The three logs are veritable casebooks of a man slipping into madness. From the earliest jottings, describing his difficulties with the untested vessel and his recurrent brooding over the wisdom of his voyage, to the last ones, where his obsession with fate, God and death overcame him, Crowhurst's own records provided Authors Tomalin and Hall with rarely discovered insights into a literary subject.

Not the least of their problems with the logs was the reconstruction of Crowhurst's actual (as opposed to bogus) voyage. For, although he held back nothing of a personal nature that one can tell, he was an egregiously bad sailor and navigator, and his log on this score is highly unreliable. This failing seems to have started all the trouble in the first place.

During the first few weeks of his trip, Crowhurst encountered colossal difficulties—leaking hulls, a flooded generator, communications failure. While he grappled with these, his "sailorizing," as Chichester called it, suffered. His progress fell to less than 50 miles a day (he had predicted more than 200), and so, to put the best possible face on matters, he let his dispatches become increasingly obscure. "Heading Azores," he wired when he had barely reached Portugal, and then, two days later: "...going on toward Madeira," which would have meant a change of heading of almost 90°. Nobody noticed.

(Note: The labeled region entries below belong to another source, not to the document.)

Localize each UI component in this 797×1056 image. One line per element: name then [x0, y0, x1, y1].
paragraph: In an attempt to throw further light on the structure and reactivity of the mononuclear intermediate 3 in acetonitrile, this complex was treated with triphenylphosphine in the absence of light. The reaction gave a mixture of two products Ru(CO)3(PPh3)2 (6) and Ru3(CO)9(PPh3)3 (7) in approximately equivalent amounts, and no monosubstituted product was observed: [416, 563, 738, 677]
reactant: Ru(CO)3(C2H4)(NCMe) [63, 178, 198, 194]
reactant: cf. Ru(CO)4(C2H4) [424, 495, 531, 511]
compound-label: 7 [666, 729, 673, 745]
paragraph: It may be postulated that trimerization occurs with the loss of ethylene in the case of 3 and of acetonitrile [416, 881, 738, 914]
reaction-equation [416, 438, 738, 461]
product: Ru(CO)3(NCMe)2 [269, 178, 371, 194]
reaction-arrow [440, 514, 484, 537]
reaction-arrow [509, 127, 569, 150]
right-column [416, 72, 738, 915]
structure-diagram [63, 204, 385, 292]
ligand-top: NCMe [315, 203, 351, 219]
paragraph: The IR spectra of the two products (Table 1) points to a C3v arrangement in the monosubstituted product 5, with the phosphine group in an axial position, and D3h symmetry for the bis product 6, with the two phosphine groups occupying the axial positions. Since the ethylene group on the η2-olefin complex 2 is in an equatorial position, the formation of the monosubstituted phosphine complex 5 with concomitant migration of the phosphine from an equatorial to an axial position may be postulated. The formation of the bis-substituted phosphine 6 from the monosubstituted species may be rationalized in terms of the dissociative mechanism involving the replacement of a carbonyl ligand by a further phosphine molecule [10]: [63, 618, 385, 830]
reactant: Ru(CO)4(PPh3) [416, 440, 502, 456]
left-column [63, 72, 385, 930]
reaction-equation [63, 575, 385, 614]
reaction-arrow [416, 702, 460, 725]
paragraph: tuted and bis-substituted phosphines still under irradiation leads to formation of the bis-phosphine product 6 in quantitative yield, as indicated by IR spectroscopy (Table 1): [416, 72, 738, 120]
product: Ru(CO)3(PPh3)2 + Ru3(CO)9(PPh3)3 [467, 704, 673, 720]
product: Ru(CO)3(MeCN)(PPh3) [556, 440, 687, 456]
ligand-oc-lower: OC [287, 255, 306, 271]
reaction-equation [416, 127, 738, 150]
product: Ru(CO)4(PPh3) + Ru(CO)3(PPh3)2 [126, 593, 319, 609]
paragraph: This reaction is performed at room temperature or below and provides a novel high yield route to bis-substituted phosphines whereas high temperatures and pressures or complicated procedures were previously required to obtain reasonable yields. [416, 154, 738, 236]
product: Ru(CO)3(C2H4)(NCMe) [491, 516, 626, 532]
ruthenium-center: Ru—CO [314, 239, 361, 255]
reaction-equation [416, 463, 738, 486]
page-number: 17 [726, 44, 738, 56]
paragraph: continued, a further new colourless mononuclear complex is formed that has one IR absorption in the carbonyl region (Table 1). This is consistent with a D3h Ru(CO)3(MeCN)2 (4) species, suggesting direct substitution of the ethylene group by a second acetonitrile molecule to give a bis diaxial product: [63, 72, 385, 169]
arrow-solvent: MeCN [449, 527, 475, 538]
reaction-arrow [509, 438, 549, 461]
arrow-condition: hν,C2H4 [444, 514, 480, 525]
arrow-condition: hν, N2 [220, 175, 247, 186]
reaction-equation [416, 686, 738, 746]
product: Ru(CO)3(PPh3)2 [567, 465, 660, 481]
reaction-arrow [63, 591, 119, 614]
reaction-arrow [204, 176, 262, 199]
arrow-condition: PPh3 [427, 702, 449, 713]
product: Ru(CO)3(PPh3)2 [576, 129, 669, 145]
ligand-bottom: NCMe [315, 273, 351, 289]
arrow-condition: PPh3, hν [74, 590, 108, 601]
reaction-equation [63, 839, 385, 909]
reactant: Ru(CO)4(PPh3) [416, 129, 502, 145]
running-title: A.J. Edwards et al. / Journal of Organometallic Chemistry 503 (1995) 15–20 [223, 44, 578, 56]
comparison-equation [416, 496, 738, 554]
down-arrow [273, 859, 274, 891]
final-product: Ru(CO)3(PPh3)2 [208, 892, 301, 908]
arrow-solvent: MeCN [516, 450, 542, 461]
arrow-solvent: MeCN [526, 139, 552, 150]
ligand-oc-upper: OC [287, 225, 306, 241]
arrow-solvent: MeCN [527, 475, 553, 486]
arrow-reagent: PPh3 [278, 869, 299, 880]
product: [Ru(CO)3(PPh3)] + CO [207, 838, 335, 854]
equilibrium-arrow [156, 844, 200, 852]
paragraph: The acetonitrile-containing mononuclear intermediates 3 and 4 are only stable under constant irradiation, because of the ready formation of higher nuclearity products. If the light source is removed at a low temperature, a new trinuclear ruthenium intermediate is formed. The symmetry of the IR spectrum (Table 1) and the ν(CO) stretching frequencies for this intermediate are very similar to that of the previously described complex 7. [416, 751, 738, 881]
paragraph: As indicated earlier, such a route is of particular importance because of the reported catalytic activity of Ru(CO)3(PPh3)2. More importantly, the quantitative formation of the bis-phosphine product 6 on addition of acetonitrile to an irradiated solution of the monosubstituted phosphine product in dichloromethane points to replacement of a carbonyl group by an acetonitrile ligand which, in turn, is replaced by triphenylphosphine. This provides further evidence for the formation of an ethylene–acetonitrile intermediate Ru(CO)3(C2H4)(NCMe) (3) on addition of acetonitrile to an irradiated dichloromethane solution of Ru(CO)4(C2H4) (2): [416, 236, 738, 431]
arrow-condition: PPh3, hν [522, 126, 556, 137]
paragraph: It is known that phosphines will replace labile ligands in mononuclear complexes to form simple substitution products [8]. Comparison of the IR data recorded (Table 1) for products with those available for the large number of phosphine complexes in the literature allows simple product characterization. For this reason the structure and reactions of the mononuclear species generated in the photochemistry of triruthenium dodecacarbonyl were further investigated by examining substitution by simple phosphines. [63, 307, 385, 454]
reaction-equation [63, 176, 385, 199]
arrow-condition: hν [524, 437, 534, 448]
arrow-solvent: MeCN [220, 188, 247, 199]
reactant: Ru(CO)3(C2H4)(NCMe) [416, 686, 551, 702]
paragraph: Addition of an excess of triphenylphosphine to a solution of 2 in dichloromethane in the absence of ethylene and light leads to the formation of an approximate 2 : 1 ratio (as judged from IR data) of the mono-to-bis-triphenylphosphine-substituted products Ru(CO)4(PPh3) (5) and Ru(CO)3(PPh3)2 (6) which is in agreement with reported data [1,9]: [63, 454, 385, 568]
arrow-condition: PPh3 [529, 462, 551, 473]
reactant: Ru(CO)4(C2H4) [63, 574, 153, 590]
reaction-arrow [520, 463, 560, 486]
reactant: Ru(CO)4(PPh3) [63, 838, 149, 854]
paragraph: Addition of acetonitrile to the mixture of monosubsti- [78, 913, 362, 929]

By such increments he got himself deeper and deeper into his deception until he had London believing he was rounding the tip of South Africa and having radio problems (a device to set up the ensuing months of silence while he supposedly crossed the Indian and South Pacific Oceans).

During his radio blackout he put in for repairs at an Argentine backwater port, then stalled for a period of better than a month, avoiding other sea traffic and getting ready for his reappearance, allegedly rounding Cape Horn and heading for home. When he came back on the air, London was ecstatic. His progress across the South Seas had been fantastic, and the race leader, Commander Nigel Tetley, pushed his vessel a little harder—bringing on the final irony.

Finishing second was, at this point, just fine with Crowhurst, who at all costs wanted to avoid the close scrutiny that victory would bring. But then, nearing the coast of Spain, Tetley's vessel broke up. Crowhurst suddenly had no serious opposition, and he began his final emotional collapse. At this point the journal becomes a visit to Inferno ("Cannot see any 'purpose' in game.... It is finished—it is finished"), until he describes the moment he will die: "I choose I will resign the game 11 20 40. There is no reason for harmful." His last words.

Messrs. Tomalin and Hall have not produced a literary masterpiece but an adventure story of remarkable depth—as deep, let us say, as a man's madness.